The musician and activist M.I.A. expressed support for the film and its makers, stating "This C4 #killingfields doc makes the points I couldn't make".

==Reaction==
Sri Lanka - The Sri Lankan High Commission in London issued a statement on 15 March 2012 which accused the documentary of broadcasting "highly spurious and uncorroborated allegations" and of falsely implicating members of the Sri Lankan government and senior military figures.

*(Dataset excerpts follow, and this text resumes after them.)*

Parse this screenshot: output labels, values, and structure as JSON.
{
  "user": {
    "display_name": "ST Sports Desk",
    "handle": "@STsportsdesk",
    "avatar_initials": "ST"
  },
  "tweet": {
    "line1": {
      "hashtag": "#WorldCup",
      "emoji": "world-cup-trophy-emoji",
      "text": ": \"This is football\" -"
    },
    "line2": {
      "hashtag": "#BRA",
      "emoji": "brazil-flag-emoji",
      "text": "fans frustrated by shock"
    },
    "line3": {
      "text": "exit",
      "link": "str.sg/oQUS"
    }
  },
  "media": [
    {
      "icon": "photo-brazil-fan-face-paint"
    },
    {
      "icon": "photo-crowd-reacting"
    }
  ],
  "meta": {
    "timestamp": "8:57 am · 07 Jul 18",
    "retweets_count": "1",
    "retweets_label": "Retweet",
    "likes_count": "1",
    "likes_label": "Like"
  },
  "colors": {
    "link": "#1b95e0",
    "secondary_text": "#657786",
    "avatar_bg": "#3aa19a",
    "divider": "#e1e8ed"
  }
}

The statement went on to reject the "malicious allegations" made by the documentary's producers and alleged that the timing of the documentary was a "cynical" attempt to gather support for a resolution against Sri Lanka at the UNHRC. The Sri Lankan military condemned the documentary as "sensationalism" saying that most of its contents weren't new, they had been broadcast on the first documentary.

United Kingdom - British Foreign Office Minister Alistair Burt issued a statement on 15 March 2012 in which he noted that "Once again, Channel 4 has brought to international attention important and disturbing evidence to support allegations of grave abuses in Sri Lanka". Burt stated that since the end of the civil war the international community had "called for an independent, credible and thorough investigation into alleged war crimes on both sides of the conflict" and that Channel 4's documentaries reinforced the need for that investigation.